In Palestinian society the greatest detriment to the well being of children at the moment are the closures imposed by the Israeli government. The closures and curfews have draconian effects on the economy and on family life, as attested to by UN special coordinator for the Middle East Process (UNSCO), Terje Larson.28 For instance in Hebron thousands of children, except for a few hours, are inside all day, thus their liberty and personal freedom are severely harmed. Such confinements have profound effects on children’s lives.29

Reliable foreign journalists of the BBC observed that:30 “In Israel and the Palestinian territories the cycle of attack and response, response and attack, has gained full momentum… Israelis have been bracing themselves for such attacks. The Chief of Israeli military intelligence, General Ahron Ze’evi Farkash, warned: ‘This coming period will see more serious terror attacks than we have been used to up to now in cities throughout Israel.’”

The BBC observed that: “With neither Israel, the PA or the terrorist Palestinian factions showing any sign of stepping back from the violence, the cycle is intensifying.

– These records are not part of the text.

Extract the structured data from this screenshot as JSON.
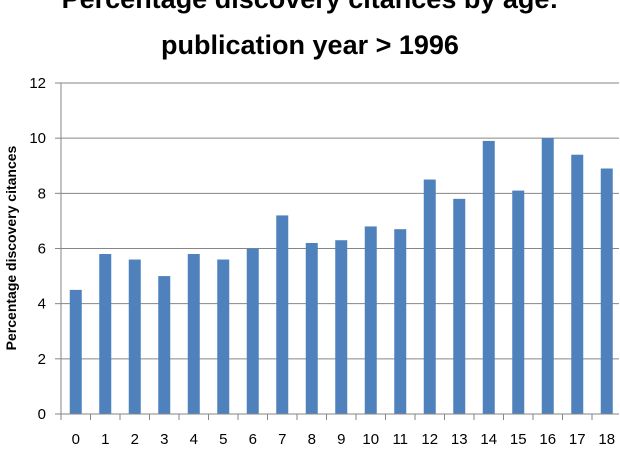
{
  "chart_data": {
    "type": "bar",
    "title_line1": "Percentage discovery citances by age:",
    "title_line2": "publication year > 1996",
    "ylabel": "Percentage discovery citances",
    "xlabel": "",
    "ylim": [
      0,
      12
    ],
    "yticks": [
      0,
      2,
      4,
      6,
      8,
      10,
      12
    ],
    "grid": true,
    "bar_color": "#4f81bd",
    "categories": [
      "0",
      "1",
      "2",
      "3",
      "4",
      "5",
      "6",
      "7",
      "8",
      "9",
      "10",
      "11",
      "12",
      "13",
      "14",
      "15",
      "16",
      "17",
      "18"
    ],
    "values": [
      4.5,
      5.8,
      5.6,
      5.0,
      5.8,
      5.6,
      6.0,
      7.2,
      6.2,
      6.3,
      6.8,
      6.7,
      8.5,
      7.8,
      9.9,
      8.1,
      10.0,
      9.4,
      8.9
    ]
  }
}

It is difficult to see what advantage the violence brings to either side.”

According to UN Special Coordinator Terje Roed-Larsen:

“Today Israeli-Palestinian relations are at their lowest point. We have fallen off the edge, we are in the abyss. The situation is the worst it has been in years…The current crisis has made life even more precarious for Palestinian civilians who are already subject to severe physical and economic hardship. Total losses to the Palestinian economy since October 2000 have been estimated at $2.7 and $4.1 billion. Total physical damage in the West Bank and Gaza stands at more than $300 million.

Up to 50% of the population is now living below the poverty line, more than double the poverty rate prior to the crisis. The immediate cause of the economic collapse has been the policy of closures which is resulting in major economic and social insecurity for millions of people, creating flashpoints of resentment and violence.”